I have mentioned in previous posts that we are not in the service industry, but rather we’re in the results industry.
Once you realize and understand the influence you have on the final sale price of the properties you sell, I believe you will never again undervalue your role as adviser to your clients.
I hear agents say things like, “Well, it’s their home, and therefore, their right to dictate their home-selling process, as it relates to how they choose to prepare their home for sale and what they ask for it.”
Then, I find myself asking why that agent is even part of the process.
I feel it incumbent on us to provide thorough and direct counsel to our clients to the extent that should they choose not to heed it, then walk away from their business and pending train wreck.
To stick around as the order-taker to merely collect a commission after the smoke clears is, as I see it, tantamount to malpractice and complete disregard of our fiduciary duty.
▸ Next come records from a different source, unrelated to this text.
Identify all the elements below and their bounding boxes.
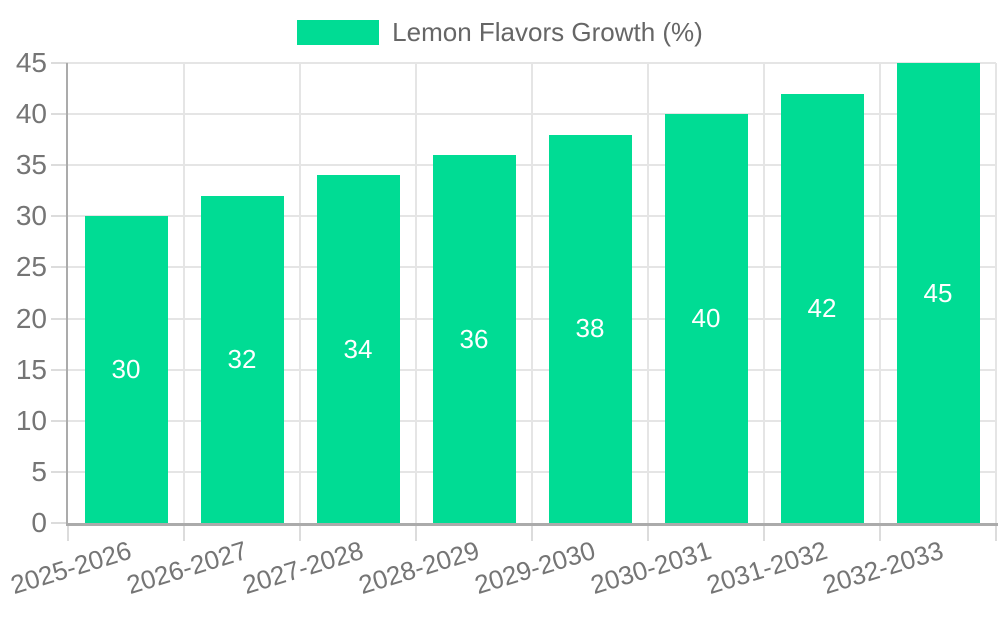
- x-tick-mark: [763, 526, 765, 541]
- x-tick-mark: [647, 526, 649, 541]
- y-tick-mark: [51, 470, 68, 473]
- x-tick-mark: [415, 526, 417, 541]
- x-gridline: [995, 63, 997, 523]
- y-tick-mark: [51, 368, 68, 371]
- y-tick-mark: [51, 164, 68, 167]
- bar-value-label: 34: [343, 333, 373, 364]
- y-tick-mark: [51, 419, 68, 422]
- legend-item[interactable]: Lemon Flavors Growth (%): [0, 17, 1000, 47]
- x-tick-mark: [879, 526, 881, 541]
- x-tick-mark: [67, 526, 69, 541]
- y-tick-mark: [51, 266, 68, 269]
- bar-value-label: 45: [923, 277, 953, 308]
- y-tick-label: 20: [15, 302, 47, 334]
- x-gridline: [299, 63, 301, 523]
- bar-value-label: 42: [807, 292, 837, 323]
- x-gridline: [183, 63, 185, 523]
- y-tick-mark: [51, 62, 68, 64]
- y-tick-label: 25: [15, 251, 47, 283]
- bar[interactable]: 30: [84, 216, 168, 523]
- bar-value-label: 32: [227, 343, 257, 374]
- y-tick-label: 0: [31, 507, 47, 538]
- y-axis-line: [66, 63, 68, 526]
- y-tick-label: 45: [15, 47, 47, 78]
- legend-label: Lemon Flavors Growth (%): [392, 17, 703, 47]
- x-gridline: [415, 63, 417, 523]
- bar-value-label: 36: [459, 323, 489, 354]
- bar[interactable]: 42: [780, 93, 864, 523]
- bar-value-label: 40: [691, 303, 721, 334]
- x-gridline: [531, 63, 533, 523]
- bar[interactable]: 32: [200, 195, 284, 523]
- x-gridline: [763, 63, 765, 523]
- bar[interactable]: 38: [548, 134, 632, 523]
- y-tick-label: 10: [15, 404, 47, 436]
- bar-value-label: 30: [111, 354, 141, 385]
- x-tick-mark: [299, 526, 301, 541]
- x-tick-mark: [183, 526, 185, 541]
- bar[interactable]: 34: [316, 175, 400, 523]
- y-tick-mark: [51, 113, 68, 116]
- x-tick-mark: [995, 526, 997, 541]
- y-tick-mark: [51, 522, 68, 524]
- y-tick-mark: [51, 317, 68, 320]
- plot-area: 0 5 10 15 20 25 30 35 40 45 30 2025-2026 32 2026-2027…: [7, 47, 998, 600]
- x-tick-mark: [531, 526, 533, 541]
- y-tick-label: 35: [15, 149, 47, 181]
- y-tick-label: 30: [15, 200, 47, 232]
- bar[interactable]: 45: [896, 63, 980, 523]
- y-tick-label: 5: [31, 455, 47, 487]
- legend-swatch: [297, 19, 380, 45]
- x-gridline: [647, 63, 649, 523]
- y-tick-label: 15: [15, 353, 47, 385]
- y-tick-label: 40: [15, 98, 47, 130]
- bar-value-label: 38: [575, 313, 605, 344]
- x-axis-line: [66, 523, 998, 526]
- x-gridline: [879, 63, 881, 523]
- y-tick-mark: [51, 215, 68, 218]
- bar[interactable]: 40: [664, 114, 748, 523]
- bar[interactable]: 36: [432, 155, 516, 523]
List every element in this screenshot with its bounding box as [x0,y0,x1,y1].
It’s the root of our image crisis.
Drawing a line and taking a stand is how we establish ourselves as advisers. Lighthouses don’t get bounced around by the oceans tides and storms.
They are steadfast and cast their light and provide the needed direction that is expected of them, which is why we value them. We understand and appreciate their purpose.
Our holy grail as agents is to own a significant database of clients and friends who know, trust and count on you to safeguard their every move as it relates to the selling and purchasing of real estate.
This task can only be accomplished by being an adviser and not just taking orders.